I fear this might make me unpopular but I am going to come out and say that water conservation is not the solution. I am going to go against the popular consensus.

Water conservation is putting a band-aid on the problem rather than fixing the problem itself.

These band-aids to environmental problems only create a more extreme problem that builds.

The problem is us using water at an unsustainable rate.

By everyone conserving water, it just allows more water for the population to grow even further past carrying capacity. If everyone just used the amount of water that they felt healthy using, then we would run out of water when we met real carrying capacity.

I'm thinking the hell with water conservation. People should use water as they normally would and make us run out faster before the problem gets so out of control that the whole system collapses. (see the following video as an example)

60 minutes - California's water crisis.
http://www.cbs.com/shows/60_minutes/video/_BpNWmWN6RoIGapnemcW_KzVDQmWqjnM/preview-water/

GRACE Sees Groundwater Losses Around the World



I say conserve water only if you want the population to grow more. IMO the population is too large and I am feeling crowded out of the planet. Force people to face these problems head on, rather than putting a band-aid over them.


With that said I will counter argue myself with the benefits of water conservation:

-It helps us buffer the system until we figure out a solution, but since hardly anyone cares or accepts the problem, and so few are working on solutions, I see it as dangerous.

-For some areas to sustain a health size population (deserts for example), water should be conserved to the extent that you can balance a healthy size community by maybe sacrificing some water uses aka conservation.

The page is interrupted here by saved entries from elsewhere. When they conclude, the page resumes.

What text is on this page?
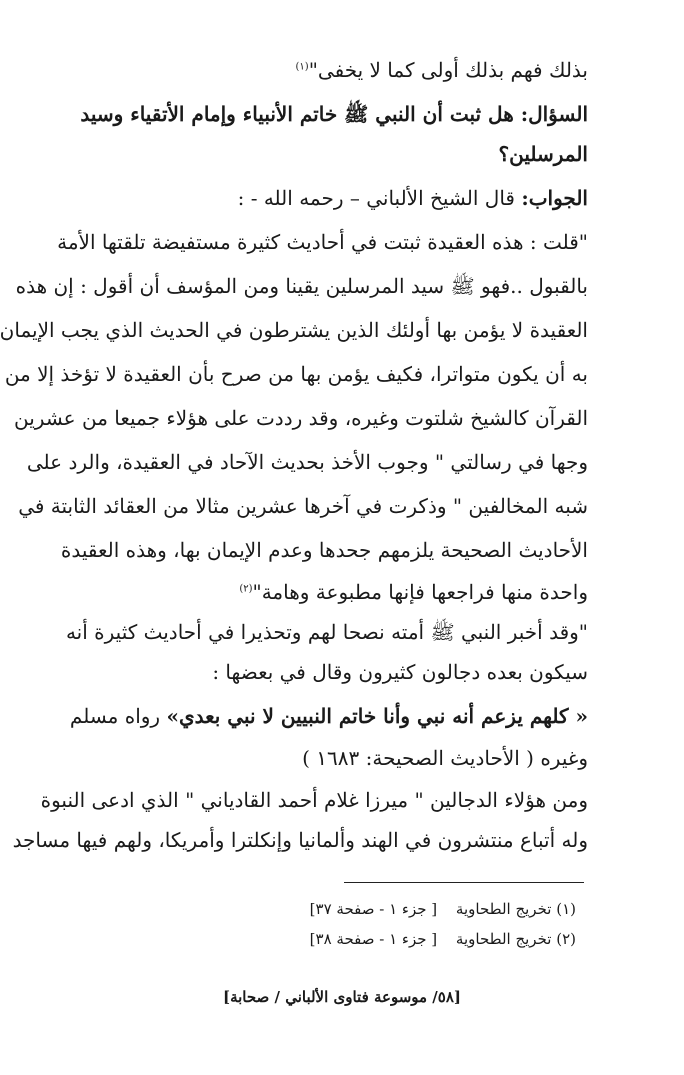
بذلك فهم بذلك أولى كما لا يخفى"$^{(١)}$
السؤال: هل ثبت أن النبي ﷺ خاتم الأنبياء وإمام الأتقياء وسيد
المرسلين؟
الجواب: قال الشيخ الألباني – رحمه الله - :
"قلت : هذه العقيدة ثبتت في أحاديث كثيرة مستفيضة تلقتها الأمة
بالقبول ..فهو ﷺ سيد المرسلين يقينا ومن المؤسف أن أقول : إن هذه
العقيدة لا يؤمن بها أولئك الذين يشترطون في الحديث الذي يجب الإيمان
به أن يكون متواترا، فكيف يؤمن بها من صرح بأن العقيدة لا تؤخذ إلا من
القرآن كالشيخ شلتوت وغيره، وقد رددت على هؤلاء جميعا من عشرين
وجها في رسالتي " وجوب الأخذ بحديث الآحاد في العقيدة، والرد على
شبه المخالفين " وذكرت في آخرها عشرين مثالا من العقائد الثابتة في
الأحاديث الصحيحة يلزمهم جحدها وعدم الإيمان بها، وهذه العقيدة
واحدة منها فراجعها فإنها مطبوعة وهامة"$^{(٢)}$
"وقد أخبر النبي ﷺ أمته نصحا لهم وتحذيرا في أحاديث كثيرة أنه
سيكون بعده دجالون كثيرون وقال في بعضها :
« كلهم يزعم أنه نبي وأنا خاتم النبيين لا نبي بعدي» رواه مسلم
وغيره ( الأحاديث الصحيحة: ١٦٨٣ )
ومن هؤلاء الدجالين " ميرزا غلام أحمد القادياني " الذي ادعى النبوة
وله أتباع منتشرون في الهند وألمانيا وإنكلترا وأمريكا، ولهم فيها مساجد
(١) تخريج الطحاوية [ جزء ١ - صفحة ٣٧]
(٢) تخريج الطحاوية [ جزء ١ - صفحة ٣٨]
[٥٨/ موسوعة فتاوى الألباني / صحابة]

-By not allowing as much water to flow down the drain into our greywater blackwater system, we don't have to put as much energy into filtering that water at waste water treatment plants. But on the other hand, diluted water is cleaner than dirty water anyway, so it requires less if any treatment if done in a sustainable system such as compost toilets or wetland marshes that are setup for it making the whole treatment system cheap or free.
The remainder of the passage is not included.